Absa economists have predicted a long-term economic recovery road for Botswana following technical recession due to the effects of the COVID-19 pandemic.
Briefing journalists at a two-day Data Journalism course organized by the bank in conjunction with Rhodes University recently, Mr. Jeff Gable, Absa Group chief economist said Botswana’s economy had been affected by the slump in commodity prices, especially diamonds, an illustration that the country had not yet achieved economic diversification.
The latest information from Statistics Botswana showed that the country’s economy declined by 24 percent during the second quarter of this year, mainly due to diamond trading that went down by 67 percent.
Mr Gable said while COVID-19 fatalities were low, the pandemic can had a major impact on African economies, including Botswana.
Again, he indicated that African countries did not have fiscal space to introduce stimulus packages hence cannot have long periods of lockdowns as experienced in developed countries. He said Botswana’s economic recovery depended on a global economy that needed to grow again and that might take a long time.
On one hand, the African Development Bank (AfDB) cut the continental growth by 7.2 percentage points which Mr Gable said was conservative as they forecast a decline of 10 per cent. Other than the diamond sector, he said tourism had come to a grinding halt and global tourists were not likely to arrive and therefore there had to be a way to attract regional tourists during the festive season.
Mr Gable said tourism was not just an important foreign exchange earner for many economies, but also provided significant employment.

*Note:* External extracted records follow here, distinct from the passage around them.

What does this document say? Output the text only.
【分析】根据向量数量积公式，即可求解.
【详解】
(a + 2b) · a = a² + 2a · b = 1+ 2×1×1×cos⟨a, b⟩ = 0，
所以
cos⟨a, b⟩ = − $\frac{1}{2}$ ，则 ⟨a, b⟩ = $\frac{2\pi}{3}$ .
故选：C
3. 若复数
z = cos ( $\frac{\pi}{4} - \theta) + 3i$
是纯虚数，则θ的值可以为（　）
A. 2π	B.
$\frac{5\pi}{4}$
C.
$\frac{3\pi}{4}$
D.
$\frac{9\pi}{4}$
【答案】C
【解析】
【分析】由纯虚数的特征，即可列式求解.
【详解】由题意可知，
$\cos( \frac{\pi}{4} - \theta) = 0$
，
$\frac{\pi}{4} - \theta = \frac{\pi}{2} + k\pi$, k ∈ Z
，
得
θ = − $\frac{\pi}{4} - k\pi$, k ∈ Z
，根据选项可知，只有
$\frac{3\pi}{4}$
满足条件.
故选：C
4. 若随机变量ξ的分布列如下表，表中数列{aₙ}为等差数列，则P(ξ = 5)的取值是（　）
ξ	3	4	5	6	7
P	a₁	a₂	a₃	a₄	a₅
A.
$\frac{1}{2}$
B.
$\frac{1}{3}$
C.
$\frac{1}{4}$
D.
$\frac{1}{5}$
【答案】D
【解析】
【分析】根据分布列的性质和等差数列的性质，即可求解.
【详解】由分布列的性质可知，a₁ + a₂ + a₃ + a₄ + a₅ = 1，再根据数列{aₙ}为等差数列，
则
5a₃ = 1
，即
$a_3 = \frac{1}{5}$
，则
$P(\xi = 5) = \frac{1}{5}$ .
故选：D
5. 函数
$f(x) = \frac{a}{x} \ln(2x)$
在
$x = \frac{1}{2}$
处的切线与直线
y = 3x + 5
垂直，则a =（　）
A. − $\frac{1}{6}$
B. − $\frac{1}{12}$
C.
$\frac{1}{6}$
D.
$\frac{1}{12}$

“It is not about the borders or airspace to be opened but also the willingness of tourists to travel long distances for a holiday,” he said.
He also indicated that remittances played a meaningful role in the continent because they were larger than Foreign Direct Investment (FDI).
He added that remittances into Africa from Africans living within the continent were also significant.
“Countries such as Morocco and Egypt get more than US$10 billion from remittances every year. Seven countries amongst them Zimbabwe where remittances are responsible for more than 10 per cent of their GDP, are likely to feel the blow,” he said. He further said COVID-19 risked eliminating many of the recent gains in poverty alleviation.
“As for Botswana, although its GDP is bigger and hence remittances play a little role, domestically the country can also feel the COVID-19 effects when Batswana living in cities do not have money to send to their rural folks,” he said.
Again, he said COVID-19 had also brought challenges to sovereign debt, adding since 2015, the number of countries in debt distress or high risk had jumped to 20.
For his part, Absa Group Africa strategist, corporate and investment banking, Mr. Ridle Markus, said Botswana faced significant challenges and uncertainties.
Mr Markus said Botswana had failed to fully diversify its economy hence when luxury commodities went down, the local economy was bound to be affected as it happened during the 2008 economic meltdown.
“The economy has been impacted by climate change, drought circles are now closer and they cause damage,” he said.
He said agriculture was the only sector that did well during the first half of this year but it also came from a precisely low base following a contraction in 2019.